Example: Multiple Allow Rules
| # | User | Path | Level | Type |
|---|---|---|---|---|
| 1 | alice | /src/… | Write | Allow (Hierarchical) |
| 2 | alice | /src/secret/… | Read | Allow (Hierarchical) |
/src/secret/config.json:
- Both rules match
- The highest permission (Write) is granted
- Result: Alice can Write to files in
/src/secret/
Example: Using Deny to Restrict Access
| # | User | Path | Level | Type |
|---|---|---|---|---|
| 1 | alice | /src/… | Write | Allow (Hierarchical) |
| 2 | alice | /src/secret/… | Write | Deny (All Above) |
/src/secret/config.json:
- Rule 2 matches first (bottom, highest priority) - stops evaluation and denies all access
- Rule 1 is never evaluated
- Result: Alice has no access to files in
/src/secret/
Assigning Permissions
Permissions can be assigned to:- Individual users - Apply rules to specific team members
- Groups - Apply rules to all members of a group (requires an organization).

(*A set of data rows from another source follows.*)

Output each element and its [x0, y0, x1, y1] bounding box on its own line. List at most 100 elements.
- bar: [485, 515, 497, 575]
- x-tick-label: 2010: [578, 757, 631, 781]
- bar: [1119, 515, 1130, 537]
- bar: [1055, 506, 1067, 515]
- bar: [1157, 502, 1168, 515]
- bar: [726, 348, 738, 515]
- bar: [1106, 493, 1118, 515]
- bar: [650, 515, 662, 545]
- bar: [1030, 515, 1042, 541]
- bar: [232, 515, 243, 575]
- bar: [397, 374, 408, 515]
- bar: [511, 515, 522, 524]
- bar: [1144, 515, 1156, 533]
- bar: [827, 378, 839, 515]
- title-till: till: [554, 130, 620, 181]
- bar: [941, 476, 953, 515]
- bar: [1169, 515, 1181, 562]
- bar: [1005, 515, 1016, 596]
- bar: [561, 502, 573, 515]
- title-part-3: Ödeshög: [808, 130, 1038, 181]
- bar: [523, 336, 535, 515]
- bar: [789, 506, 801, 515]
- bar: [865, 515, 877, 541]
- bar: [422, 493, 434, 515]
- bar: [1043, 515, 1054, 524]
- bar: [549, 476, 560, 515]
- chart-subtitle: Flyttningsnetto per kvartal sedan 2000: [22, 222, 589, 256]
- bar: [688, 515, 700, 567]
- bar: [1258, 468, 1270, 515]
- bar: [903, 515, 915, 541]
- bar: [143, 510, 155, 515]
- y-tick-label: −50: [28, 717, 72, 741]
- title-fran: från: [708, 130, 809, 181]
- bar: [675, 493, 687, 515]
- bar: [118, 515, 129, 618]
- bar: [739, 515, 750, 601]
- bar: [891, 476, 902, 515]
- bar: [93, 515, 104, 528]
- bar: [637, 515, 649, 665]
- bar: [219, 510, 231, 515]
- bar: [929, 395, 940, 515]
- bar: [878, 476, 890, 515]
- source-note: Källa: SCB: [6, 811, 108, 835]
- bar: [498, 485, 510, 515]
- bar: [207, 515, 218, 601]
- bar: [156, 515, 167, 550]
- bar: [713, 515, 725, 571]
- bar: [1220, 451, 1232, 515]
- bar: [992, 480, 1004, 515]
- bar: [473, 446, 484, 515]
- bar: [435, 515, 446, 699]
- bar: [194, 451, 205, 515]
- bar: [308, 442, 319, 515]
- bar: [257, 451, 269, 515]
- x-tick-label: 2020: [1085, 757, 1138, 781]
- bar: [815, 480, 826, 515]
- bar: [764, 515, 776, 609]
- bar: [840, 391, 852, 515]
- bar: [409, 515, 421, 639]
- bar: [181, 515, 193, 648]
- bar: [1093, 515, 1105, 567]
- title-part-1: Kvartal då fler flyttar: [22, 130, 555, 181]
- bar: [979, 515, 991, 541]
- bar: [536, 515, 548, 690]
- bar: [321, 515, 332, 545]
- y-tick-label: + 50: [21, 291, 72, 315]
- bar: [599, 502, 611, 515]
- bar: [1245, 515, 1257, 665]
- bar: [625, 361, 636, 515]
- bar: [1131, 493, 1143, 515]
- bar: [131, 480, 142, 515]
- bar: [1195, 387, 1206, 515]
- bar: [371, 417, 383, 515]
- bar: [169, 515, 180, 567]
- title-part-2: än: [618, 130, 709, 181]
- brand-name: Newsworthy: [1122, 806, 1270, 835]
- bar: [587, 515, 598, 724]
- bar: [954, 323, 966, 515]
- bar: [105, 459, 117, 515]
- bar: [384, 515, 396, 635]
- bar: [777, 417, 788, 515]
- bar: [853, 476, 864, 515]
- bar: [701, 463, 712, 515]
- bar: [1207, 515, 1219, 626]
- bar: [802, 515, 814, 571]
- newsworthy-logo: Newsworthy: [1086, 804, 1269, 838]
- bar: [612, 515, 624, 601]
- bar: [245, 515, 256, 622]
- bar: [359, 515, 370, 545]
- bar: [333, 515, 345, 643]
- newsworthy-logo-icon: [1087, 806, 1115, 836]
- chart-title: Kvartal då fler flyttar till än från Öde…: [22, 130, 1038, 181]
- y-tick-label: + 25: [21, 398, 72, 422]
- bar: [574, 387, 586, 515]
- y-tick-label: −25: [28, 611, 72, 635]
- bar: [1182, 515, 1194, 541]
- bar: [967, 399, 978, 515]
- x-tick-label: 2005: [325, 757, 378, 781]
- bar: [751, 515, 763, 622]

Prefer groups over individual users - it keeps permissions easier to maintain as your team grows.
Setting Up Granular Permissions
1
Open Settings
Open the settings menu from the top navigation.
2
Go to Permission Rules
Select “Permission Rules” under the Repositories section.
3
Choose a Repository
Select the repository you want to configure.
4
Edit the Table
Click “Edit Table” to enable editing mode.

5
Add Rules
Click “Add Rule” and configure:
- User or Group: Who this rule applies to
- Path Pattern: Which files are affected
- Access Level: Admin, Write, Merge, or Read
- Permission Type: How to apply the access level

6
Edit Existing Rules
You can reorder rules by dragging them (rules at the bottom have higher priority), edit any field, or delete rules you no longer need.
7
Save Changes
Evaluation Logic
When a user tries to access a file:- Find all rules matching the file path for the user (including their groups)
- Evaluate rules from bottom to top (highest priority first)
- For each rule:
- If Deny (All Above) matches the requested level: Stop evaluating (previously granted permissions are kept)
- If Deny (Exact) matches exactly: Mark exact level as denied, continue evaluating
- If Allow (Hierarchical) or Allow (Exact) matches: Mark as granted, continue
- Final decision: The highest granted permission wins, unless a deny was recorded
Default behavior:
- If there are no granular permission rules in the repository, users get their repository-level permission.
- Once any rule exists for any user, users without matching rules are denied all access. Make sure to add rules for all users who need access.